Mayor Mike Duggan gives his State of the City speech on Tuesday evening. He’ll undoubtedly talk about positive things happening in the city since his first term as mayor began. Downtown and Midtown are booming, the M-1 Rail is scheduled to begin service in the spring, and the streetlights are back on throughout the city.
But has the narrative of a city on the rebound been exaggerated? Is life really getting better for Detroiters outside of the seven square miles that make up the city’s core? What about the other 138 square miles?

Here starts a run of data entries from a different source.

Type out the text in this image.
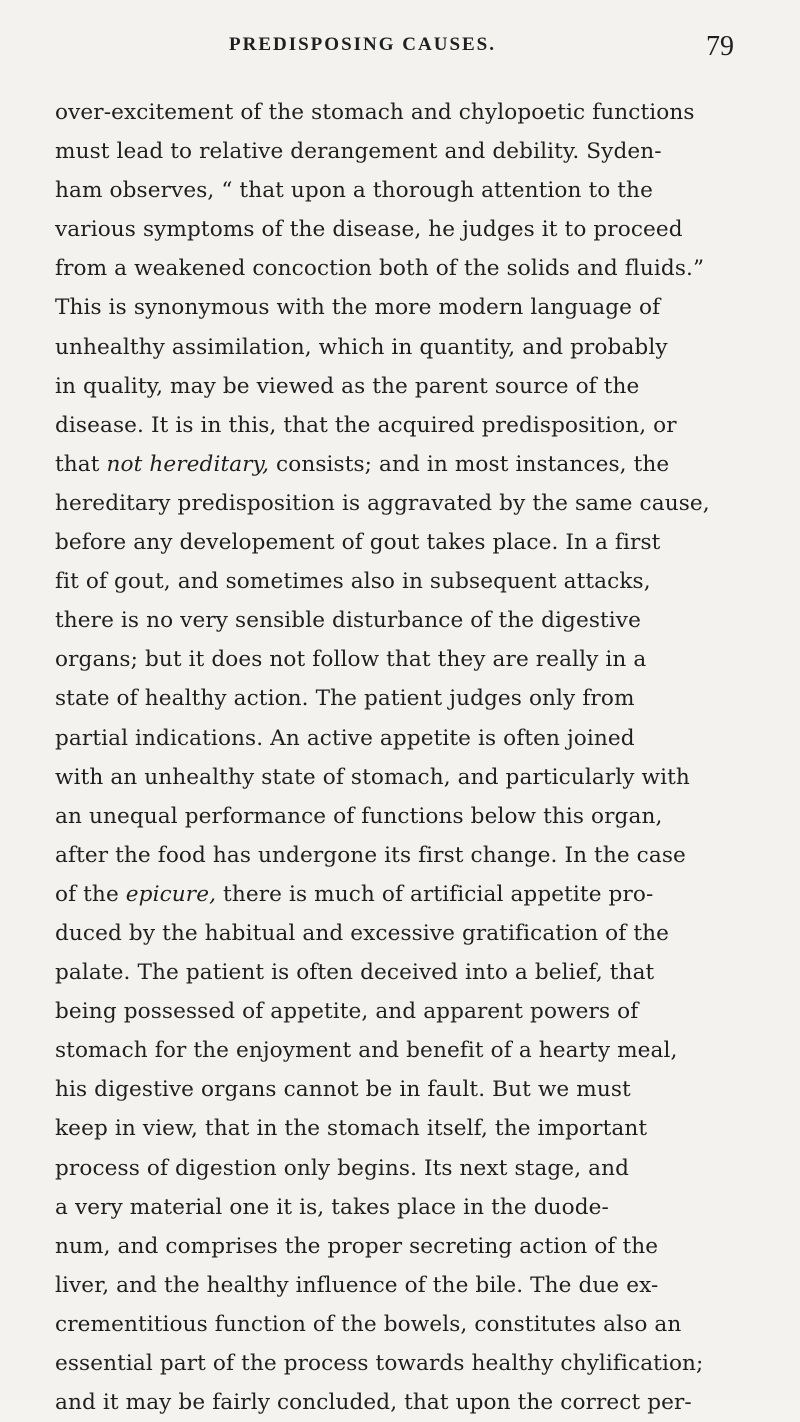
PREDISPOSING CAUSES.	79
over-excitement of the stomach and chylopoetic functions
must lead to relative derangement and debility. Syden-
ham observes, “ that upon a thorough attention to the
various symptoms of the disease, he judges it to proceed
from a weakened concoction both of the solids and fluids.”
This is synonymous with the more modern language of
unhealthy assimilation, which in quantity, and probably
in quality, may be viewed as the parent source of the
disease. It is in this, that the acquired predisposition, or
that not hereditary, consists; and in most instances, the
hereditary predisposition is aggravated by the same cause,
before any developement of gout takes place. In a first
fit of gout, and sometimes also in subsequent attacks,
there is no very sensible disturbance of the digestive
organs; but it does not follow that they are really in a
state of healthy action. The patient judges only from
partial indications. An active appetite is often joined
with an unhealthy state of stomach, and particularly with
an unequal performance of functions below this organ,
after the food has undergone its first change. In the case
of the epicure, there is much of artificial appetite pro-
duced by the habitual and excessive gratification of the
palate. The patient is often deceived into a belief, that
being possessed of appetite, and apparent powers of
stomach for the enjoyment and benefit of a hearty meal,
his digestive organs cannot be in fault. But we must
keep in view, that in the stomach itself, the important
process of digestion only begins. Its next stage, and
a very material one it is, takes place in the duode-
num, and comprises the proper secreting action of the
liver, and the healthy influence of the bile. The due ex-
crementitious function of the bowels, constitutes also an
essential part of the process towards healthy chylification;
and it may be fairly concluded, that upon the correct per-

In a recent article in CityLab — titled “Is Detroit Really Making a Comeback?” — Michigan State University political science professor Laura A. Reese and Wayne State University professor emeritus of urban studies and planning Gary Sands write:
“Two major conclusions emerged from our data. First, by a number of measures Detroit continues to decline, and even when positive change has occurred, growth has been much less robust than many narratives would suggest. Second, within the city recovery has been highly uneven, resulting in increasing inequality.”
Sands says one major problem that remains in Detroit is getting people back to work.
“It’s not bringing suburban jobs to Downtown Detroit,” he says. “Detroit needs to employ 100,000 more Detroiters… Get the people who live in the city working again.”
Baruah says there’s no question that great swaths of the city have not yet participated in Detroit’s economic renaissance. But he says he disagrees with Sands about the tone and overall outlook of his report.
“You look at what Mayor Duggan has been able to do with streetlights, with garbage collection, with public safety… all of these basic fundamentals of city life have been invested in,” he says. “And that’s in all neighborhoods, not just Downtown.”